My only niggle is not with the food - it's with the packaging. At the end of a meal - between the tray, bag, wrappers, sachets and used chopsticks, there seems to be a pretty big pile of waste, some of which can be recycled, but some which can't (the abundant plastic sushi wrappers being the main offender). This seems a disappointing oversight in an otherwise slick operation.
Wasabi's full menu is available on their web site - the address for which is set out above, but, as mentioned, not all branches will have all of the options available. However, without necessarily descending into a review of their web-site, you can also place advance orders for delivery or collection on-line (or by telephone) from selected branches. If a delivery service is offered, choosing the branch to order from (for instance, Finsbury Pavement) will bring up a list of the streets in the area they deliver to. I haven't yet used this service, so can't comment on efficiency.
All in all, Wasabi provides and excellent new entry into the very crowded lunchtime shopper/office worker market, providing fast food of good quality at affordable prices (a rarity for decent sushi). With a newly opened establishment at Waterloo Station, late night returns home from town just became a lot more interesting. Fortunately, I am also blessed with one very near my new place of work, which I plan to use at least once or twice a week.

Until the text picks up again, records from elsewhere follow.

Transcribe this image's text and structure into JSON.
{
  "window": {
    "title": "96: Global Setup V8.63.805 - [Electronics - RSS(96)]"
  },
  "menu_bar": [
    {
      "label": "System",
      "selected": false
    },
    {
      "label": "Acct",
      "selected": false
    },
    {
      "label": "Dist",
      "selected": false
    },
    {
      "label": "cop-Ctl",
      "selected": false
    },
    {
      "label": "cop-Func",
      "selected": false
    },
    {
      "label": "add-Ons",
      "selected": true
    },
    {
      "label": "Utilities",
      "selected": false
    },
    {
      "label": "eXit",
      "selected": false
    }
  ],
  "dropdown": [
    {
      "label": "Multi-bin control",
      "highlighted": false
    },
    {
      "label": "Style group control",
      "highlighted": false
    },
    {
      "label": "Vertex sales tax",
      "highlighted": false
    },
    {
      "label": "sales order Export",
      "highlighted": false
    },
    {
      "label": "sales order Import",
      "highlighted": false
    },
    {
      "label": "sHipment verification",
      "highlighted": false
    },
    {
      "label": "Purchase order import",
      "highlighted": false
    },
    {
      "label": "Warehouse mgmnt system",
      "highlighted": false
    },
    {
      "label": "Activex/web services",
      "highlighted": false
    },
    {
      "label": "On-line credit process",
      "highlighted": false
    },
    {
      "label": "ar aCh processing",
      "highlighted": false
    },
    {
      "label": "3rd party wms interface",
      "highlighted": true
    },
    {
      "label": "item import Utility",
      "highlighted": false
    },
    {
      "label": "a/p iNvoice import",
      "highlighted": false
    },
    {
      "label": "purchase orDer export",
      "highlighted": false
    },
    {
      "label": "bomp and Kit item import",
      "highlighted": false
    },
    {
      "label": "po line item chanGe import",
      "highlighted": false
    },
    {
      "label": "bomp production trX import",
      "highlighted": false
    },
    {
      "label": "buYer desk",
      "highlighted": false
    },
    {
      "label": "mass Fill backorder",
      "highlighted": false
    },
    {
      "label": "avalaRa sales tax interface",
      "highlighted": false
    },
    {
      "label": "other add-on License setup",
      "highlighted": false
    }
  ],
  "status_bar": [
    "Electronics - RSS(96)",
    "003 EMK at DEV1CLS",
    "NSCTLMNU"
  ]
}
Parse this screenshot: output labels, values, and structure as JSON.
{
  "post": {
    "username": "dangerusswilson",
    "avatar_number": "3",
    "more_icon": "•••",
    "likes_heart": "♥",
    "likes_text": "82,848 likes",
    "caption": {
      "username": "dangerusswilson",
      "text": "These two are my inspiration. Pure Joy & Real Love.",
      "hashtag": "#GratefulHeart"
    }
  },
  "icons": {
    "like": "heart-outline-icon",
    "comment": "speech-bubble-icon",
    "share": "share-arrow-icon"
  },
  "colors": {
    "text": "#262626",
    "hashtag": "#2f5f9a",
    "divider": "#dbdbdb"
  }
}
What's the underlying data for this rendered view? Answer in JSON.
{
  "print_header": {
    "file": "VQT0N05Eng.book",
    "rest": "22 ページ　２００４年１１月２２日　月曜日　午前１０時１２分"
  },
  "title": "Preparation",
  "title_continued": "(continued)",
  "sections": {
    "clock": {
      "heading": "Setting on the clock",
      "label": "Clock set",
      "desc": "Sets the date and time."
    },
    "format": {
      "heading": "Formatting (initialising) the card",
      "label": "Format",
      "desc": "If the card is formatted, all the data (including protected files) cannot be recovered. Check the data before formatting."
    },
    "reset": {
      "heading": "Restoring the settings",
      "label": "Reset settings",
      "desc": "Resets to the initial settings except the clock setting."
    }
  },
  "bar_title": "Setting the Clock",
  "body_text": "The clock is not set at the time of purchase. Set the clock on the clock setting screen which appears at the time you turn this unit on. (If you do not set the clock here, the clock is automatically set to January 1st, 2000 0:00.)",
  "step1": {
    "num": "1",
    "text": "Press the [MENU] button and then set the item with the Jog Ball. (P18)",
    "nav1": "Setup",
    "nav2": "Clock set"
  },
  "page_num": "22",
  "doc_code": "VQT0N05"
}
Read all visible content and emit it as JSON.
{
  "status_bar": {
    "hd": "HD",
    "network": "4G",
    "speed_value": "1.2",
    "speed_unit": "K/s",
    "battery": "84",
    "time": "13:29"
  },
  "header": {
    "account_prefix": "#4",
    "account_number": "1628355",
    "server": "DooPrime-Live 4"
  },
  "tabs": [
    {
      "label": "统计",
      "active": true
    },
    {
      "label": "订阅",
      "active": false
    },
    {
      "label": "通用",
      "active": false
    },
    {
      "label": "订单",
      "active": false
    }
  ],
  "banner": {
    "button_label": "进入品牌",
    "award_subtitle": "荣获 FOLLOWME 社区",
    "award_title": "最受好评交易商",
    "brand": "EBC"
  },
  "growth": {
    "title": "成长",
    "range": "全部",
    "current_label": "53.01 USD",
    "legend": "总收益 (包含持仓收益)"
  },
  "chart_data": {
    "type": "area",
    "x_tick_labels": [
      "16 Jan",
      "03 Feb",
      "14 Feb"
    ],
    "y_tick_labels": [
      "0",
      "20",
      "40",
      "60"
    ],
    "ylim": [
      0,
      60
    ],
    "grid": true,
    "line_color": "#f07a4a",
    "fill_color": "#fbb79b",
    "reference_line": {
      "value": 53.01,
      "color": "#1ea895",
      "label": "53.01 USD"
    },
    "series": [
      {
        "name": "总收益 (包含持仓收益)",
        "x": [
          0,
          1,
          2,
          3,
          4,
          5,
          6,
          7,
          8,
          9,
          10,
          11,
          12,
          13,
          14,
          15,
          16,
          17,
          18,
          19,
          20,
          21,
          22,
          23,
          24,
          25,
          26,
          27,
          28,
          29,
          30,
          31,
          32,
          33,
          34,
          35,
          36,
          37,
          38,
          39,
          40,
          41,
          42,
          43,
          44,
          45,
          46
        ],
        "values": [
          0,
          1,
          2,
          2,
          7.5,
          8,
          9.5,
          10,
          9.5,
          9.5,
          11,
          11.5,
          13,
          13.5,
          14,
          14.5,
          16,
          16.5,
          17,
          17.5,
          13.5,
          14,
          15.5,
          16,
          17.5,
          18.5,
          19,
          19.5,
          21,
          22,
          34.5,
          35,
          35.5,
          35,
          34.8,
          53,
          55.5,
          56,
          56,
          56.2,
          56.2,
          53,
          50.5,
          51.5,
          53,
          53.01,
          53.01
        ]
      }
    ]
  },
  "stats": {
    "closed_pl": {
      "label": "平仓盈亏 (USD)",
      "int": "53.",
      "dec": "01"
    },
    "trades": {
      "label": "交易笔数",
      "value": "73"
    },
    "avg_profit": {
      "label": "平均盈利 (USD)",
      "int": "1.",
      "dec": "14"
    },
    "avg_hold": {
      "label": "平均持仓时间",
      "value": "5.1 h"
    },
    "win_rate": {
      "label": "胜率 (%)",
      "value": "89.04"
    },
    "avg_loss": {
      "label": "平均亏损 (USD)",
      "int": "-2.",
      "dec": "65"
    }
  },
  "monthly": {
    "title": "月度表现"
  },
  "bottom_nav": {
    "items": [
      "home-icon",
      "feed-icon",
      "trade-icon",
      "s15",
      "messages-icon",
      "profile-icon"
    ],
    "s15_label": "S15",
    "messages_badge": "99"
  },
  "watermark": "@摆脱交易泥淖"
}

Note: As with other reviews for Wasabi, this review covers the shops, not the on-line service, as a separate category has not been created by DooYoo for the "cafe". 8^)
© Hishyeness 2010
Firstly, my apologies for the awkward placing of this review. My review is for the Wasabi chain as a high street dining venue and takeaway. It's not possible to suggest an item that's already on Dooyoo, so it will need to remain under the heading of an online business (which it probably isn't for most people).
The Wasabi chain is based in London, although I believe that there may be a couple of branches in other large English cities. Their website, www.wasabi.uk.com, is somewhat poorly laid out and I have to say that I find it less than intuitive to navigate to discover extra information.
They offer a very generous selection of freshly prepared and affordable Japanese takeaway food at reasonable prices (hot meals, bento boxes, sushi) and the lunchtime queue at my local branch (Victoria Street) often snakes in a double line inside the store before going out the door into a secondary line of 10+ customers! I'm usually in the mood for a cold bento box and manage to 'skip' the queue, but the appeal of their hot options is easy to understand, particularly in winter.
It seems that new locations spring up almost weekly for this fun Japanese chain in London. As well as the Victoria Street branches, they have locations at Embankment, Fleet Street, Oxford Street, Piccadilly and the O2, among others. The restaurant format (everything is pre-prepared behind the scenes) means that a Wasabi outlet can be run in even very small spaces as long as they have suitable kitchen space nearby.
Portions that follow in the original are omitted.